Superb Sound: What to Look For From Your Stereo System
March 16, 2018 6:08:00 AM PDT
The goal of any stereo electronic engineer is to create a sound system that is completely neutral, meaning that any audio signal the system receives is completely unchanged from any original recording. Unfortunately, a completely neutral audio system is notoriously hard to come by. There are ways to come close to perfection with a stereo system, however. You just need to follow these five guidelines to know what it is you should be looking for.
A Good Internal Design
The first thing to look for in a stereo system is an internal design that maintains good channel separation between individual audio signals as well as a good signal-to-noise ratio. If you don't know exactly what this means, look at a stereo system's dB ratings. Try to find something that has close to a 120dB channel separation and a 117dB signal-to-noise ratio for the best results.
A Good Power Supply
Remember that any sound that comes from a speaker is just an information signal, which means it can be muddied by a sub-par power supply. Make sure that any stereo system that you buy has a good power supply.
A Sturdy Build Quality
When your subwoofer and speakers are playing at a decent volume, they create vibrations that will travel back to the audio components. A poorly-build sound system won't be able to handle all of these vibrations and will have poor sound quality as a result. Find a system that is sturdily built and won't vibrate too much when you use them.

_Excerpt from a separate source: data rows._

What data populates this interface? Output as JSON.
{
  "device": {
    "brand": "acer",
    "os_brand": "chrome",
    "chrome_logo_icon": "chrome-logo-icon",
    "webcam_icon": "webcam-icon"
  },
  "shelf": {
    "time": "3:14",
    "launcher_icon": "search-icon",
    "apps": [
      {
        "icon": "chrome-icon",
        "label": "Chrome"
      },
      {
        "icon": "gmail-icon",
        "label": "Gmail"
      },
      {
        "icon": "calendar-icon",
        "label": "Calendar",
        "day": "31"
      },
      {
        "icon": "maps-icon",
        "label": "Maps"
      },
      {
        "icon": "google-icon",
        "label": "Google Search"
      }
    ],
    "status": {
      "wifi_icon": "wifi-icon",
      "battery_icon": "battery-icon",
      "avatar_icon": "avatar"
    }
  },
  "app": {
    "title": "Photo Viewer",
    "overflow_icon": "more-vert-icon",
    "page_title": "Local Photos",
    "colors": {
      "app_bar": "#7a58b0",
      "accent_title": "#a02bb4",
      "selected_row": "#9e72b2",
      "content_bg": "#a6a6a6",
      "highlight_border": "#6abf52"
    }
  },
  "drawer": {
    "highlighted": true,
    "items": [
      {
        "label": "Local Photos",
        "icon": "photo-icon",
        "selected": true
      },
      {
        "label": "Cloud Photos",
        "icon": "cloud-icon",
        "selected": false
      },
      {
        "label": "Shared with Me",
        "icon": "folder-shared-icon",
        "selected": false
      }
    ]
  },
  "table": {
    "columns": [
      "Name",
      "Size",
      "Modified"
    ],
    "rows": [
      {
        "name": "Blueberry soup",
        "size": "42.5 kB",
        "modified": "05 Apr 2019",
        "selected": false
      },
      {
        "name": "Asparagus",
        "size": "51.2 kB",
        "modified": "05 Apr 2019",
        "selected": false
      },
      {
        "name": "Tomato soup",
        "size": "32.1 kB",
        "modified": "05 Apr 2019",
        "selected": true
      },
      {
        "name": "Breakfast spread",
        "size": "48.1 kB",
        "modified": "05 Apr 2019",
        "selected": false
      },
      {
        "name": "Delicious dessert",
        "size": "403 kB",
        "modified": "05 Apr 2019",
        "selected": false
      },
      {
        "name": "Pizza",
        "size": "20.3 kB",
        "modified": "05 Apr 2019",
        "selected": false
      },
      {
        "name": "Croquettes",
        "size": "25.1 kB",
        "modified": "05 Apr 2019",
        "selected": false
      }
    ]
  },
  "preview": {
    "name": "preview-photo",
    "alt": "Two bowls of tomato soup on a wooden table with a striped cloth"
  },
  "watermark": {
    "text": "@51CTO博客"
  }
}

Quality Electrical Components
Your sound system is a complex electronic device, which means it should have high-quality electrical components. Unless you're an electrical engineer and you know your way around a circuit board, only buy components from a reputable dealer if you want to be sure you're getting a system of a decent quality.
A System That Sounds Good
In the end, the best way to know if your stereo system is to just listen to it. You can pour over the specs of a stereo system all you want, but it won't mean anything if you don't like the way it sounds. Give a stereo system a test run, and only buy it if you like what you hear.